Haber Detayı

Süper bilgisayarlar, kara deliğin yakınında gerçekte neler olduğunu ortaya çıkardı
Güncel chip.com.tr
26/12/2025 19:40 (2 saat önce)

Süper bilgisayarlar, kara deliğin yakınında gerçekte neler olduğunu ortaya çıkardı

Bugüne kadar matematiksel olarak tarif edilmesi imkansız görünen kara delik sınırları, yeni bir algoritma sayesinde deşifre edildi. Işığın büküldüğü ve maddenin yok olduğu huni şeklindeki yapının içinde neler olup bittiği artık sadece bir tahmin olmaktan çıktı.

Kara deliklerin sınır boyları, maddelerin sonsuz karanlığa çekildiği ama bu esnada dışarı saçılan kör edici radyasyonun ortalığı kasıp kavurduğu, evrenin en kaotik yerlerinden biri.

Bilim dünyası bu bölgeleri genellikle dengesiz, her an devasa patlamalar veya madde fışkırmaları (jetler) yaşayabilecek alanlar olarak tanımlıyor.Ancak bu dinamik olayları tahmin etmek, uzayın büküldüğü ve fizik kurallarının sınırlarının zorlandığı bu ortamı matematiksel olarak tarif etmek şimdiye kadar imkansıza yakındı.
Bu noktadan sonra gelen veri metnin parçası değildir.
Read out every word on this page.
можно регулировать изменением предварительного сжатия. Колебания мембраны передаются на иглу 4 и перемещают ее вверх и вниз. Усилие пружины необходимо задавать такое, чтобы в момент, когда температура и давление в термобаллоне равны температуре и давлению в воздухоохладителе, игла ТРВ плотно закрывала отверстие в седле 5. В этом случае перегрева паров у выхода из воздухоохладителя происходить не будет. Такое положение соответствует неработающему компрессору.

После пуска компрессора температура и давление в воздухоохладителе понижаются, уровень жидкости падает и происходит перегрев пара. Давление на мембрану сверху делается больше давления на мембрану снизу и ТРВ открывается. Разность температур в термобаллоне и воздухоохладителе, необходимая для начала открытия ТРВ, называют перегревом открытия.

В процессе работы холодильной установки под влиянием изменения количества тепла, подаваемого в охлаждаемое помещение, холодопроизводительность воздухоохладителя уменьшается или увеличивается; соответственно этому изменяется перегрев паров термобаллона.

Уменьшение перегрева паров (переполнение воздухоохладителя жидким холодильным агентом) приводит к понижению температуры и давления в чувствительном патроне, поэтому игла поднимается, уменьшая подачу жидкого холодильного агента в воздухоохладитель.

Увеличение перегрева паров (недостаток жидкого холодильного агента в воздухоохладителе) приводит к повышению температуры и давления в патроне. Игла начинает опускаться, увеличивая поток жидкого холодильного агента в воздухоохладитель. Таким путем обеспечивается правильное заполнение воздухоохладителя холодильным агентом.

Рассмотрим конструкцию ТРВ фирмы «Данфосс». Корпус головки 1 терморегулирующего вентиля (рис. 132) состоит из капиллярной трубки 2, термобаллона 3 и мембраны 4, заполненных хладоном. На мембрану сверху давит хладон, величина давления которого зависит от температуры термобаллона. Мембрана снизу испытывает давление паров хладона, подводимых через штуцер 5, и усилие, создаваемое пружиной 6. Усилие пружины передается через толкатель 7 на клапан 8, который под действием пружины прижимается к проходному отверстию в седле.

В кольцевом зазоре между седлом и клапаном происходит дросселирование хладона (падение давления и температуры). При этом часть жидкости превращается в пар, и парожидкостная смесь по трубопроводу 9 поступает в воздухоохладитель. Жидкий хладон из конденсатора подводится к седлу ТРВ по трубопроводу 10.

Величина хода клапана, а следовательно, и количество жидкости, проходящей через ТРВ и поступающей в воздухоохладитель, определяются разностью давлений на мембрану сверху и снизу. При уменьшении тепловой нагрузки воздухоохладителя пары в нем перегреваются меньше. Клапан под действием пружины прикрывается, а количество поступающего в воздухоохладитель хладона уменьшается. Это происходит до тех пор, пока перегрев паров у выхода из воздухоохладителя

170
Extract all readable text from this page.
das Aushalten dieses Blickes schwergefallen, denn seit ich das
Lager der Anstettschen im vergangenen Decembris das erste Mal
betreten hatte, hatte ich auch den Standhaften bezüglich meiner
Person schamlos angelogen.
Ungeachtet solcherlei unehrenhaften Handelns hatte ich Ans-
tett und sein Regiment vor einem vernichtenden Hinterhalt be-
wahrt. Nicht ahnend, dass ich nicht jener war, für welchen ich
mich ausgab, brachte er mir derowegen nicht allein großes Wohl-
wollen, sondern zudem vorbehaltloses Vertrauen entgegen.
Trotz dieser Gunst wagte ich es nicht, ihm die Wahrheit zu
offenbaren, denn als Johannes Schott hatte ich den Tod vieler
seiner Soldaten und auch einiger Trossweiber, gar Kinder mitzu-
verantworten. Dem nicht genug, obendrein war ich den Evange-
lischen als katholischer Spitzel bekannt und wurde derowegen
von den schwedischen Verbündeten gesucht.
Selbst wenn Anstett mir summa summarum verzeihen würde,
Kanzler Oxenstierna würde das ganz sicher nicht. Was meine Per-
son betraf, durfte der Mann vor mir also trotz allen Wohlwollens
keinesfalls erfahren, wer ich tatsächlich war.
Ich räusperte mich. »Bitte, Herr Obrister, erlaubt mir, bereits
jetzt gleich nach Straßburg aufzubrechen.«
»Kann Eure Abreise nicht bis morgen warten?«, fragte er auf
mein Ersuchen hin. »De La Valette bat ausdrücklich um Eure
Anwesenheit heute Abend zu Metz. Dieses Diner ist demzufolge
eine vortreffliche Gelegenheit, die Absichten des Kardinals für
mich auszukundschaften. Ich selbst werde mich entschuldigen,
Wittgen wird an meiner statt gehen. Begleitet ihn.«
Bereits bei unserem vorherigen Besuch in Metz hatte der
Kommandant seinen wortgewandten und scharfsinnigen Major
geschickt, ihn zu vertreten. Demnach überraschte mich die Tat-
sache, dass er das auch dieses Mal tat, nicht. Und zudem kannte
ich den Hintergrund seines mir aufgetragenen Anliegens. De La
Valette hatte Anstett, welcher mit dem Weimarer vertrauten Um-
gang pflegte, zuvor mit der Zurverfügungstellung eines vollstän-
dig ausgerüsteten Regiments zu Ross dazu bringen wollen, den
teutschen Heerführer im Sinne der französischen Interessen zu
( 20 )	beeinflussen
Ancak, ABD’deki Flatiron Enstitüsü araştırmacıları tarafından yürütülen yeni bir çalışma, süper bilgisayarları devreye sokarak yıldız kütleli kara deliklerin maddeyi nasıl yutup dışarı püskürttüğüne dair bugüne kadarki en detaylı simülasyonu hazırladı.Bu çalışmayı benzerlerinden ayıran en önemli nokta, önceki modellerin hesaplama yapabilmek için kullandığı “basitleştirme” yöntemlerine başvurmaması.

Araştırmacılar, karmaşık verileri olduğu gibi işleyerek kara deliklerin etrafındaki gazın, ışığın ve manyetik alanların gerçekte nasıl hareket ettiğini gösterdi.

İki güçlü süper bilgisayarın kullanıldığı bu süreçte, Güneşimizden biraz daha büyük olan kara deliklerin dönüş hızı ve manyetik alan ölçümleri, gözlem verileriyle birleştirildi.

Astrofizikçi Lizhong Zhang, ilk kez kara deliklerdeki fiziksel süreçleri bu kadar isabetli bir şekilde bir arada görebildiklerini belirterek, yapılan en küçük bir basitleştirmenin bile sonucun tamamen yanlış çıkmasına yol açabileceğine dikkat çekiyor.Uzay - zamanın büküldüğü noktada ışığın yolculuğuYeni geliştirilen model, Einstein’ın kütlelerin uzay ve zamanı nasıl büktüğünü anlatan Genel Görelilik Teorisi ile plazma gazlarının ve manyetik alanların davranışlarını bir araya getiriyor.

Araştırma ekibi, kara deliklerin etrafında biriken kalın madde disklerinin radyasyonu emdiğini ve bu enerjiyi rüzgarlar ya da jetler şeklinde dışarı saldığını kanıtladı.

Simülasyonlar sırasında ortaya çıkan ilginç bir detay ise, maddeyi inanılmaz bir hızla yutan ve dışarıya sadece belirli açılardan görülebilen dar bir radyasyon hüzmesi fışkırtan huni şeklindeki bir yapı oldu.

Bu karmaşık algoritma, ışığın (fotonların) bükülmüş uzay-zamandaki yayılımını gerçeğe en yakın şekilde yakalayan mevcut tek çözüm haline geldi.Bu teknolojik atılım, gökbilimcilerin sadece küçük kara delikleri anlamasını sağlamıyor; aynı zamanda galaksimizin merkezindeki devasa kara delik olan Sagittarius A gibi daha büyük yapıların gizemini çözmek için de yeni bir kapı aralıyor.

Araştırmacılar, bu modelin son dönemde keşfedilen ve beklendiğinden daha az X-ışını yayan gizemli "küçük kırmızı noktaların" sırrını çözebileceğini düşünüyor.

Gelecekte bu simülasyonların süper kütleli kara deliklere de uygulanmasıyla, evrenin en karanlık noktalarındaki fiziksel kurallar çok daha net bir şekilde aydınlanacak gibi görünüyor.